Chaque camp politique cherche à obtenir une majorité parlementaire, ou du moins un nombre suffisant de sièges pour remodeler l’équilibre des forces à son avantage. La compétition est si féroce que certains n’hésitent pas à exploiter les tensions sectaires et confessionnelles pour parvenir à leurs fins. L’objectif central des opposants au « Hezbollah » est d’affaiblir le duo chiite — « Amal » et « Hezbollah » — qui détient actuellement les 27 sièges chiites du Parlement. Même une seule brèche dans ce bloc pourrait ouvrir la voie à un défi symbolique contre la mainmise de Nabih Berri sur la présidence du Parlement, qu’il occupe depuis des décennies.

Les appels au désarmement du « Hezbollah » avant les élections se font de plus en plus pressants, ses opposants affirmant que le problème de l’arsenal du mouvement pourrait fausser les résultats. Certains vont jusqu’à menacer de boycotter le scrutin ou d’en exiger le report tant que la question des armes n’est pas réglée. Pourtant, comme le reconnaissent la plupart des observateurs, un tel désarmement ne peut être obtenu par la force ni en quelques mois. Les violations continues par Israël du cessez-le-feu et son refus de se retirer du territoire libanais compliquent davantage la situation. Quant à l’armée libanaise, elle refuse de se confronter au « Hezbollah », consciente que le faire sans consensus national mettrait en péril la paix civile et l’institution elle-même.

Les forces politiques libanaises demeurent profondément divisées sur la question électorale. Certaines, comme le duo chiite, abordent l’échéance avec confiance. D’autres redoutent des résultats décevants, tandis que certains y participent avant tout pour préserver la rotation démocratique du pouvoir et éviter un vide institutionnel. Un quatrième camp juge inutile de reporter le scrutin, estimant que tout nouveau Parlement restera soumis au même consensus politique qui régit déjà les grandes décisions au Liban.

Même les opposants à la reconduction de Nabih Berri savent qu’il sera probablement réélu faute d’alternative chiite crédible — une réalité bien comprise tant par les acteurs locaux qu’internationaux, même si certaines puissances étrangères préfèrent l’ignorer en raison de leur hostilité envers le « Hezbollah », perçu comme une menace pour la sécurité d’Israël.

Pour l’heure, les élections et le désarmement du « Hezbollah » demeurent deux dossiers épineux et étroitement liés. Le premier dépend des divergences autour de la loi électorale, notamment sur le droit de vote des expatriés libanais et l’impact de leurs voix sur les équilibres politiques. Le second est conditionné par la position officielle du gouvernement et de l’armée, ainsi que par l’ampleur des pressions régionales et internationales. Ensemble, ils incarnent les deux facettes d’une même crise : celle de la souveraineté fragile du Liban.

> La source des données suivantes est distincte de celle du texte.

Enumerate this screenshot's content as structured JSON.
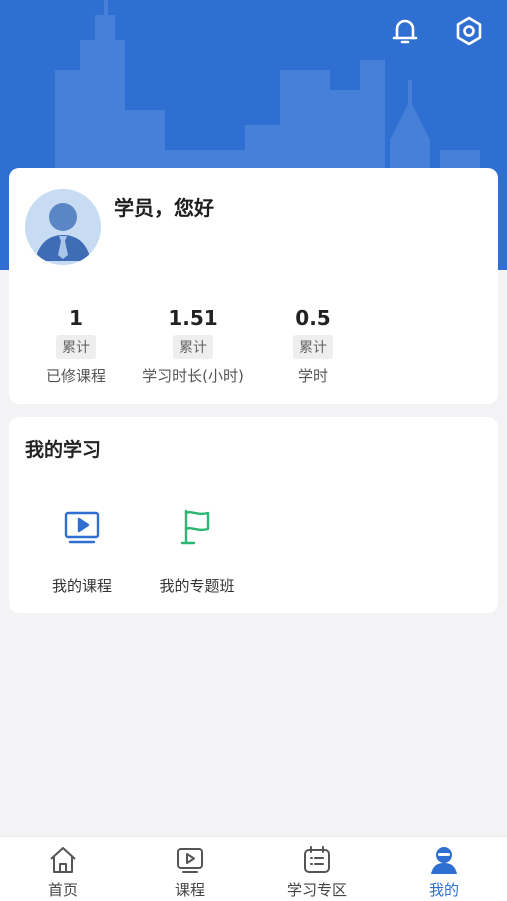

Le désarmement des acteurs non étatiques se trouve au cœur de la lutte du Liban pour affirmer l’autorité de l’État. Sous une pression internationale croissante — notamment de la part des États-Unis —, le gouvernement est appelé à appliquer les résolutions 1559 et 1701 du Conseil de sécurité des Nations unies, qui exigent la dissolution de toutes les milices et le désarmement du « Hezbollah ». Washington a d’ailleurs récemment approuvé une aide de 230 millions de dollars aux institutions sécuritaires libanaises (190 millions à l’armée et 40 millions aux Forces de sécurité intérieure), une mesure perçue comme partie intégrante de sa stratégie visant à affaiblir le « Hezbollah ». Pendant ce temps, Israël poursuit ses violations de la souveraineté libanaise, maintenant sa présence au sud de la frontière et menant une guerre d’usure destinée à contraindre le gouvernement libanais à agir.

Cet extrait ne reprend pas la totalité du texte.